Pensó en todo lo que tendría que contar cuando volviera a casa: Los antiguos edificios que seguían erguidos a pesar de los años, las fuentes de aguas transparentes y saltarinas, los escudos de armas en los castillos, la enorme rueda que amenazaba subir a rodar por el cielo. Tantas vivencia, que iría ordenando en las largas horas de vuelo que le esperaban para volver al nido, que seguramente seguiría vacío, frío como todos esos años de espera.

La paloma decidió disfrutar más esa soledad añeja que transpiraba la cantera de la plaza. Alzó las alas para sentir mejor la fragancia del pasado, y aspiró los suspiros de mil enamorados que habían fraguado sus ilusiones en esas bancas. Sintió también el aroma de la pasión de mil amantes que descubrieron el amor en rincones recónditos, ocultos por la complicidad de las noches oscuras.

Se sintió feliz, aunque vacía de amor. Y su deseo fue que esos recuerdos de idilios ajenos fuera el sortilegio que diera realidad a sus ilusiones.

Absorta como estaba, la paloma no vio acercarse al macho que volaba bajo, atraído por el hechizo que había invocado.

Suavemente, el macho posó sus patas en el mismo suelo que momentos antes había pisado la paloma, y cerró los ojos. Él aspiró los mismos aromas del pasado, pero los pasó por alto. Buscaba el de ella, para mezclarlo con sus propias feromonas.

Lo encontró fácilmente. Venía mezclado con esencias de lágrimas escondidas en noches insomnes, con olores de pasiones perdidas y olvidadas, y escondido en el esbozo de una sonrisa juvenil  atrapó el alma del sortilegio.

La paloma lo percibió, no era el mismo aroma que ella se había forjado. Pero igual se adaptaba a sus instintos. Sintió la cercanía del macho, su urgencia de amarla, la pasión que se desbocaba en los aleteos del cortejo amoroso.

Dudo. No eres quien yo espero, susurró imperceptiblemente. E intentó alejarse.  Dos veces dio un paso adelante, zafándose del suave asedio del Palomo, que supo era sólo parte del preámbulo de la unión que la naturaleza les había ordenado desde el principio de los siglos. Un instinto que no siempre se entiende por los protagonistas.

Era un protocolo inscrito en sus genes. Ella se aleja,  él insistió, ella se va nuevamente y aletea, molesta, para alejarlo. Él hace caso omiso, y ella hace el amago de agredirlo.

Él se aleja, ella lo ve, y lanza una sonrisa, que él no ve, pero la capta.

Vuelve, se acerca, la arropa con las alas.

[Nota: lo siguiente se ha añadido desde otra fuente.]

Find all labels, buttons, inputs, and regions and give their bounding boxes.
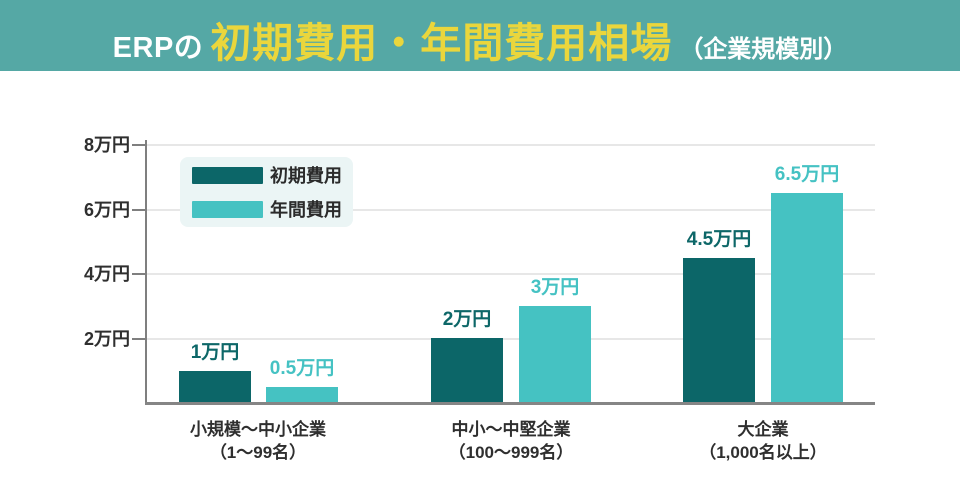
category-label-0: 小規模～中小企業 （1～99名） [138,418,378,464]
x-axis-line [145,402,875,405]
category-line2: （1～99名） [209,443,307,462]
gridline-2 [147,337,875,340]
y-axis-tick-8 [132,144,147,146]
initial-cost-swatch [192,166,263,184]
gridline-4 [147,273,875,275]
category-line1: 小規模～中小企業 [190,420,326,439]
bar-value-label: 4.5万円 [686,229,752,250]
annual-cost-swatch [192,200,263,218]
legend-label: 年間費用 [270,200,342,220]
y-axis-label: 4万円 [83,264,130,284]
bar-年間費用-0 [266,387,338,403]
title-suffix: （企業規模別） [679,36,848,63]
legend-item-initial-cost: 初期費用 [192,162,353,188]
gridline-8 [147,144,875,146]
legend: 初期費用 年間費用 [180,157,353,227]
gridline-6 [147,208,875,211]
bar-初期費用-0 [179,371,251,403]
bar-value-label: 0.5万円 [269,358,335,379]
y-axis-tick-4 [132,273,147,275]
bar-value-label: 3万円 [530,277,580,298]
bar-初期費用-2 [683,258,755,403]
bar-value-label: 2万円 [442,309,492,330]
bar-年間費用-2 [771,193,843,403]
grouped-bar-chart: 2万円 4万円 6万円 8万円 1万円 2万円 4.5万円 0.5万円 3万円 6.5万円 小規… [0,71,960,504]
legend-item-annual-cost: 年間費用 [192,196,353,222]
title-main: 初期費用・年間費用相場 [210,20,673,66]
bar-年間費用-1 [519,306,591,403]
y-axis-label: 2万円 [83,328,130,349]
y-axis-tick-6 [132,208,147,211]
title-prefix: ERPの [112,32,204,64]
title-banner: ERPの 初期費用・年間費用相場 （企業規模別） [0,0,960,71]
category-line1: 中小～中堅企業 [451,420,571,439]
legend-label: 初期費用 [270,166,342,186]
category-line2: （100～999名） [448,443,574,462]
category-label-2: 大企業 （1,000名以上） [643,418,883,464]
bar-value-label: 1万円 [190,342,240,363]
bar-初期費用-1 [431,338,503,403]
y-axis-tick-2 [132,337,147,340]
y-axis-label: 6万円 [83,199,130,220]
bar-value-label: 6.5万円 [774,164,840,185]
y-axis-line [145,140,147,405]
category-label-1: 中小～中堅企業 （100～999名） [391,418,631,464]
category-line2: （1,000名以上） [699,443,827,462]
category-line1: 大企業 [737,420,789,439]
y-axis-label: 8万円 [83,135,130,155]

Ella siente ese aroma a macho, distinto al que ella quería, al que ella esperaba, y de pronto imagina que éste es real, en tanto el otro, ni siquiera lo recuerda, si es que existió.

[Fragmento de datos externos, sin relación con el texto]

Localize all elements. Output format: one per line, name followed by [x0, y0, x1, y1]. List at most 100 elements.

Sólo algunas miradas se posan en las palomas, que indiferentes a los humanos, concluyen su rito amoroso en una unidad de espíritu que ya se había dado desde el principio, y que ahora, sólo se complementa en la unión física.

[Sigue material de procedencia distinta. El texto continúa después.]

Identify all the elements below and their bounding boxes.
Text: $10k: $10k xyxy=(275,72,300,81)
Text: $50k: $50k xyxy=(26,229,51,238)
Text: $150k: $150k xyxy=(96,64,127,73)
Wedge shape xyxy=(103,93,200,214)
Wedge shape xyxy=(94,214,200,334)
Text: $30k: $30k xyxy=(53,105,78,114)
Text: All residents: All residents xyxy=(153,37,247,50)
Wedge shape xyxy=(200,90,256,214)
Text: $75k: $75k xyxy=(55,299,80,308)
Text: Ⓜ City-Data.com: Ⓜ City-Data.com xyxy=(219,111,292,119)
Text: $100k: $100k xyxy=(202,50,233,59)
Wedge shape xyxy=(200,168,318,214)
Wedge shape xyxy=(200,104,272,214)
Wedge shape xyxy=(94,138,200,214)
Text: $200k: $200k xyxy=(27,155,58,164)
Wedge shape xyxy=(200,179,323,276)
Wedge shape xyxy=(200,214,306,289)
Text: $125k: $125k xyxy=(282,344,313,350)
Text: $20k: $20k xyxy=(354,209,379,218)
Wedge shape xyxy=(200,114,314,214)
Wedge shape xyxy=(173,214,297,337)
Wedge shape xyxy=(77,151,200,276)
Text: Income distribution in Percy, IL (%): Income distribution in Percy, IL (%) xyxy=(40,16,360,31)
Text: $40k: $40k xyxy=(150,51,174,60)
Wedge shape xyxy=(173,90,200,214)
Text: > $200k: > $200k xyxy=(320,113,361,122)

Algunas mujeres que pasan por la plaza los ven y se escandalizan. Siempre alguien se escandaliza, pero las palomas mantienen su amorío, libres de pecado. Se aman en el momento en que coincidieron sus vidas. Cuando el Instinto y el Destino los unieron, no cuando los convencionalismos ordenaban. No saben si será por siempre, pues ambos pertenecen a mundos distintos. Ella tiene que volver a su nido, a su espera infinita. Él a la vida errante que tienen todos los machos.

Su amor, cargado de pasión contenida desborda los límites de la plaza y suaviza el duro corazón de las piedras.

Por unos minutos, sólo existen ellos, los palomos. El mundo desapareció. No, no desapareció. El mundo, volvió a la vida. Ellos fueron el sortilegio.

1 comentario

Emily -

Hermosa historia.
Excelente analogía.
Se sentirá así una mujer en espera de que llegue El Amor?